You can specify your own Proc or any object that responds to #call. It is called for every XML tag and simply has to return the converted tag.

upcase = lambda { |key| key.snakecase.upcase }
Savon.client(convert_response_tags_to: upcase)

You can have it your very own way.

response.body["USER_RESPONSE"]["ID"]

delete_namespace_attributes

Tells Nori to drop xmlns:* attributes from the response. Defaults to false. Enable it when those attributes survive strip_namespaces and clutter the Hash you actually want to work with.

Savon.client(delete_namespace_attributes: true)

convert_attributes_to

Tells Nori how to convert XML attributes on response tags into Hash keys. Accepts a lambda or block that receives (key, value) and returns a [key, value] pair. Defaults to passing them through unchanged.

Savon.client(convert_attributes_to: ->(key, value) { [key.snakecase.to_sym, value] })

empty_tag_value

The value Nori assigns to empty XML tags in the response. Defaults to nil, matching Nori’s default. Set it to "" to map empty tags to an empty String instead.

Savon.client(empty_tag_value: "")

convert_dashes_to_underscores

Tells Nori whether dashes in response tag names should be converted to underscores before they become Hash keys. Defaults to true, so <user-name> parses to :user_name. Disable it to preserve dashes in the keys.

Savon.client(convert_dashes_to_underscores: false)

scrub_xml

Tells Nori whether to scrub invalid byte sequences from the response body before parsing it. Defaults to true, which lets responses containing invalid characters still be parsed. Set to false to surface those bytes as parser errors instead.

Savon.client(scrub_xml: false)

multipart

deprecated

No-op since v2.13.0. Savon detects multipart (MTOM) responses from the Content-Type header and parses them regardless of this option, so it never enabled or disabled anything. Safe to remove. When the response is multipart, response.attachments exposes the parts attached to the response.

Logging

logger

Savon logs to $stdout using Ruby’s default Logger. Can be changed to any compatible logger.

Savon.client(logger: Rails.logger)

log_level

Can be used to limit the amount of log messages by increasing the severity. Translates the Logger’s integer values to Symbols for developer happiness.

Savon.client(log_level: :info)  # or one of [:debug, :warn, :error, :fatal]

log

Specifies whether Savon should log requests or not. Silences HTTPI as well.

Savon.client(log: false)

filters

Sensitive information should probably be removed from logs. If you don’t have a central way of filtering your logs, you can tell Savon about the message parameters to filter for you.

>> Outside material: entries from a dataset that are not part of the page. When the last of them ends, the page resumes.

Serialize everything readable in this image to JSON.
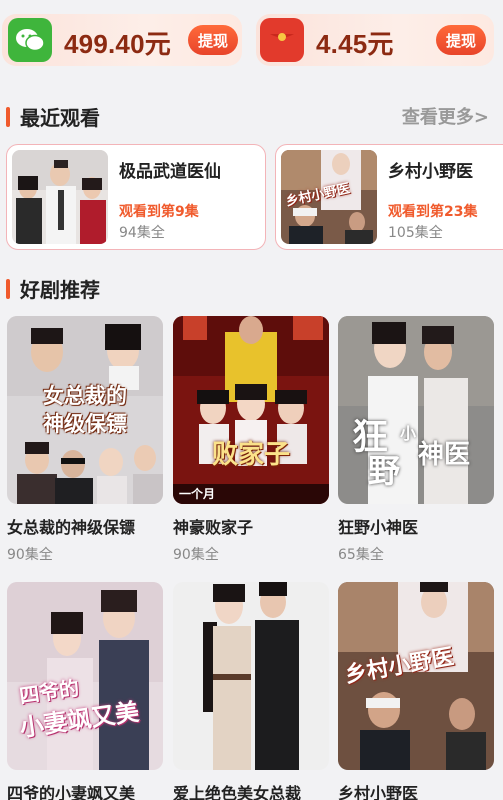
{
  "wallet": {
    "left": {
      "icon": "wechat-icon",
      "amount": "499.40元",
      "button": "提现"
    },
    "right": {
      "icon": "red-packet-icon",
      "amount": "4.45元",
      "button": "提现"
    }
  },
  "recent": {
    "title": "最近观看",
    "see_more": "查看更多>",
    "items": [
      {
        "title": "极品武道医仙",
        "progress": "观看到第9集",
        "total": "94集全"
      },
      {
        "title": "乡村小野医",
        "progress": "观看到第23集",
        "total": "105集全"
      }
    ]
  },
  "recommend": {
    "title": "好剧推荐",
    "items": [
      {
        "title": "女总裁的神级保镖",
        "eps": "90集全",
        "poster_text_1": "女总裁的",
        "poster_text_2": "神级保镖"
      },
      {
        "title": "神豪败家子",
        "eps": "90集全",
        "poster_text_1": "败家子",
        "poster_text_2": "一个月"
      },
      {
        "title": "狂野小神医",
        "eps": "65集全",
        "poster_text_1": "狂",
        "poster_text_2": "野",
        "poster_text_3": "小",
        "poster_text_4": "神医"
      },
      {
        "title": "四爷的小妻飒又美",
        "eps": "",
        "poster_text_1": "四爷的",
        "poster_text_2": "小妻飒又美"
      },
      {
        "title": "爱上绝色美女总裁",
        "eps": ""
      },
      {
        "title": "乡村小野医",
        "eps": "",
        "poster_text_1": "乡村小野医"
      }
    ]
  },
  "recent_thumb_texts": {
    "second": "乡村小野医"
  },
  "colors": {
    "accent": "#f05a2c",
    "amount": "#8c2a12",
    "wechat": "#3fb53c",
    "red_packet": "#e23a2c"
  }
}
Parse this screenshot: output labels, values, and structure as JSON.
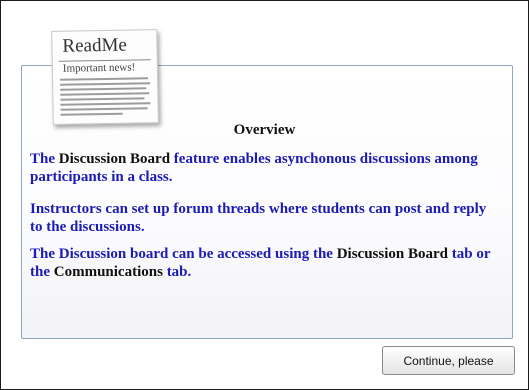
{
  "readme_card": {
    "title": "ReadMe",
    "subtitle": "Important news!"
  },
  "content": {
    "heading": "Overview",
    "paragraphs": [
      {
        "parts": [
          "The ",
          "Discussion Board",
          " feature enables asynchonous discussions among participants in a class."
        ]
      },
      {
        "text": "Instructors can set up forum threads where students can post and reply to the discussions."
      },
      {
        "parts": [
          "The Discussion board can be accessed  using the ",
          "Discussion Board",
          " tab or the ",
          "Communications",
          " tab."
        ]
      }
    ]
  },
  "footer": {
    "continue_label": "Continue, please"
  },
  "colors": {
    "body_text": "#1b1bb5",
    "highlight_text": "#111111",
    "panel_border": "#8fa6c4"
  }
}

Savon.client(filters: [:password])

This filters the password in both the request and response.

<env:Envelope
    xmlns:env='http://schemas.xmlsoap.org/soap/envelope/'
    xmlns:tns='http://v1_0.ws.auth.order.example.com/'>
  <env:Body>
    <tns:authenticate>
      <username>luke</username>
      <password>***FILTERED***</password>
    </tns:authenticate>
  </env:Body>
</env:Envelope>

pretty_print_xml

Pretty print the request and response XML in your logs for debugging purposes.

Savon.client(pretty_print_xml: true)

log_headers

Whether HTTP request and response headers are logged alongside the bodies. Defaults to true. Turn it off when headers carry tokens or cookies you do not want in your log output and you cannot rely on filters (which only redacts XML elements in the body).